Her research studies political behavior among both political elites and the mass public in the United States, with a particular focus on how race and gender impact participation in civic life, including running for office, voting, and broader political engagement. Her work has published in Politics, Groups, and Identities, American Politics Research, and the Journal of Race, Ethnicity, and Politics.
Dr. Scott is currently working on a book-length manuscript exploring Black women’s political emergence in state-level politics. She also serves as a co-director of the Georgetown GREP Lab.

Holley Hansen
Holley Hansen (Ph.D., University of Iowa) is a Teaching Associate Professor in the Department of Political Science at Oklahoma State University. Her research focuses on communal conflict, political violence, ethnic politics, conflict management, and democracy. Her recent work examines right-wing terrorism in the United States, United Nations peacekeeping and terrorism, and the role of women in post-conflict transitions. Her research has been published in Conflict Management and Peace Science, the Journal of Conflict Resolution, and International Interactions.
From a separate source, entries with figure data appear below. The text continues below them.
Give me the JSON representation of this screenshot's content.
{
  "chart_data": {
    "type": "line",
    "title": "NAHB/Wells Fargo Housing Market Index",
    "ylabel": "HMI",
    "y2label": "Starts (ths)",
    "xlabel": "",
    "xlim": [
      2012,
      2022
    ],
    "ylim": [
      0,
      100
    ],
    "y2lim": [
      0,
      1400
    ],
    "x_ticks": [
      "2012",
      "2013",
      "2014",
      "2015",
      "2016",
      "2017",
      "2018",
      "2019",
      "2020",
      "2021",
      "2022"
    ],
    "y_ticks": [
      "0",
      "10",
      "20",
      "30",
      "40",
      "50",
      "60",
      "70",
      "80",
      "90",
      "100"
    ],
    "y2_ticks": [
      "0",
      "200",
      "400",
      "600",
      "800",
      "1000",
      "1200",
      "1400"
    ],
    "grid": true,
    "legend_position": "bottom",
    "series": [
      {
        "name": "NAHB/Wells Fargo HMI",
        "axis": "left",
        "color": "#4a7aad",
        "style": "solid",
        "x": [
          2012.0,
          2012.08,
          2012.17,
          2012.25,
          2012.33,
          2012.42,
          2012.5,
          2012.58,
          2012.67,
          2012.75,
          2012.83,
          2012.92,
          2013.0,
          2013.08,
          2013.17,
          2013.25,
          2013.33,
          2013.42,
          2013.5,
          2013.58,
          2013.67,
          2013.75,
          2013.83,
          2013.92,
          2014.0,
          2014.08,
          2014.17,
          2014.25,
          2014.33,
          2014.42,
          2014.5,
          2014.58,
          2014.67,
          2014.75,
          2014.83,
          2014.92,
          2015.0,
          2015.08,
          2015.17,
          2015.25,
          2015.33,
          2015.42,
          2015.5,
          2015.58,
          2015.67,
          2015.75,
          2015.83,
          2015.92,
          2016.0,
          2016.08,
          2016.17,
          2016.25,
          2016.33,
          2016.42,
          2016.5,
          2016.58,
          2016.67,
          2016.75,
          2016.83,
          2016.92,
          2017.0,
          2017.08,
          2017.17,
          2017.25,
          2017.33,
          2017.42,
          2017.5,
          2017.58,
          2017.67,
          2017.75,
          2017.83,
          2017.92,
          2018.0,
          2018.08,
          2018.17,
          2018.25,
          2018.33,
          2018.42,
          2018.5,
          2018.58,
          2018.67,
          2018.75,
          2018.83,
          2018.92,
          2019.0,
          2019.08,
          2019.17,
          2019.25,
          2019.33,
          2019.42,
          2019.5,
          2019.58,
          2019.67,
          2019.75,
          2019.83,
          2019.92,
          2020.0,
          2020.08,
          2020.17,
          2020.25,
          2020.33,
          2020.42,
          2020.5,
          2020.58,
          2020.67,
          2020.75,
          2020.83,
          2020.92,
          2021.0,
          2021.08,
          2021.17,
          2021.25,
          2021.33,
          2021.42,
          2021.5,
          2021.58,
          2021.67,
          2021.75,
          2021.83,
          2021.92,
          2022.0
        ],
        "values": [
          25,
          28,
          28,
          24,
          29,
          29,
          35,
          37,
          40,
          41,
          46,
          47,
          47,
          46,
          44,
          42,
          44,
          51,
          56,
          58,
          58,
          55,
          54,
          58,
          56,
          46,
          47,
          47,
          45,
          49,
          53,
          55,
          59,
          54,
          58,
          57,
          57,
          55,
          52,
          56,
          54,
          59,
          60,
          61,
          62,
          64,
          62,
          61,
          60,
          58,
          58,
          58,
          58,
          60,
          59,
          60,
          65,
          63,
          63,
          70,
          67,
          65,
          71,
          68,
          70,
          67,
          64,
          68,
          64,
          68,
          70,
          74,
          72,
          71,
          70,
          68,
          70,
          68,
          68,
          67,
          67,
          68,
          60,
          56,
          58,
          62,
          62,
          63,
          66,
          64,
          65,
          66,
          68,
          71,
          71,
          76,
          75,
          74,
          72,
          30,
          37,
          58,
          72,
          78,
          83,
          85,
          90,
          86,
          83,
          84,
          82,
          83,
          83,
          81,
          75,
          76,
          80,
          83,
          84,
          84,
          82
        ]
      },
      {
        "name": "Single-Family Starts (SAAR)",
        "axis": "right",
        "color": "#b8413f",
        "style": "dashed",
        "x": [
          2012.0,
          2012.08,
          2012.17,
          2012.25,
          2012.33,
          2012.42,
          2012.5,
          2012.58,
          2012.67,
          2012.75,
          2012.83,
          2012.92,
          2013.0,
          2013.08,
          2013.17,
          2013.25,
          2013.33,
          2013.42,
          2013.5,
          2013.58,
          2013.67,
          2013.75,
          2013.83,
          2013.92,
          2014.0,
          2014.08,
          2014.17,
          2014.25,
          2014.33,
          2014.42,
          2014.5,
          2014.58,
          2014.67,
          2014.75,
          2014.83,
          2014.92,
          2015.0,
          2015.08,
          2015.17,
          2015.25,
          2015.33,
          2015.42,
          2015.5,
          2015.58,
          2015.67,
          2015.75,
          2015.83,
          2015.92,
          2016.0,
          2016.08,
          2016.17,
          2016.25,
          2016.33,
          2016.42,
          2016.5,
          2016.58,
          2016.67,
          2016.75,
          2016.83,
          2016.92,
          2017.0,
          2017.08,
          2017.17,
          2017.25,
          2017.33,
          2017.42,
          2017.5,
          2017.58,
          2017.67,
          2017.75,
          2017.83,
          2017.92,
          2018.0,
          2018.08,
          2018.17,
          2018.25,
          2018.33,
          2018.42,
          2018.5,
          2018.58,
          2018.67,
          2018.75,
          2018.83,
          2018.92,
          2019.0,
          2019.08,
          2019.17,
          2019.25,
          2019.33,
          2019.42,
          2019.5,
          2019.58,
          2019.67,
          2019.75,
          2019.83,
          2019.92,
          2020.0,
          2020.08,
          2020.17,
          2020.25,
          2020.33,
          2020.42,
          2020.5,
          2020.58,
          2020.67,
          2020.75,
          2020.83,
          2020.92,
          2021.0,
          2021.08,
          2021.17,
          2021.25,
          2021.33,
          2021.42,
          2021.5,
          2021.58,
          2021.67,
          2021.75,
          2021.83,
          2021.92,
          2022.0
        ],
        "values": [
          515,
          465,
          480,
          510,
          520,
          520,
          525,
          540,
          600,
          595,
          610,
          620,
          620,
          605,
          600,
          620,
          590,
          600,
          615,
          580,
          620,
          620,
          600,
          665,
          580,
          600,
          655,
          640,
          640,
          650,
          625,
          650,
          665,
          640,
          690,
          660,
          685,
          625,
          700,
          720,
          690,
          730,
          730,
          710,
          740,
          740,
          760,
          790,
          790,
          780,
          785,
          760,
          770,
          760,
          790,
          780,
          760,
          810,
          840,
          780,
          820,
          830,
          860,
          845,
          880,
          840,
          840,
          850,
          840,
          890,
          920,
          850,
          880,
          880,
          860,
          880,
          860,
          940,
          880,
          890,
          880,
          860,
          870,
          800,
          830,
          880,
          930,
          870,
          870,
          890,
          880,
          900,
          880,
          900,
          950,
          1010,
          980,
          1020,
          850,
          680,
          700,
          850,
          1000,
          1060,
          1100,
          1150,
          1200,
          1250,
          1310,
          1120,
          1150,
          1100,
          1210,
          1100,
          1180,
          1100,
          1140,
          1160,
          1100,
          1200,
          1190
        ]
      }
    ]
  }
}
She is also highly engaged in service to the department, university, and the broader scholarly community. Dr. Hansen previously served as President of the International Studies Association Midwest Region (2025) and Chair of the APSA Committee on the Status of First Generation Scholars in the Profession (2023-2024), and was elected as a Member-at-Large to the ISA Governing Council (2025-2027) and Executive Committee (2025-2026).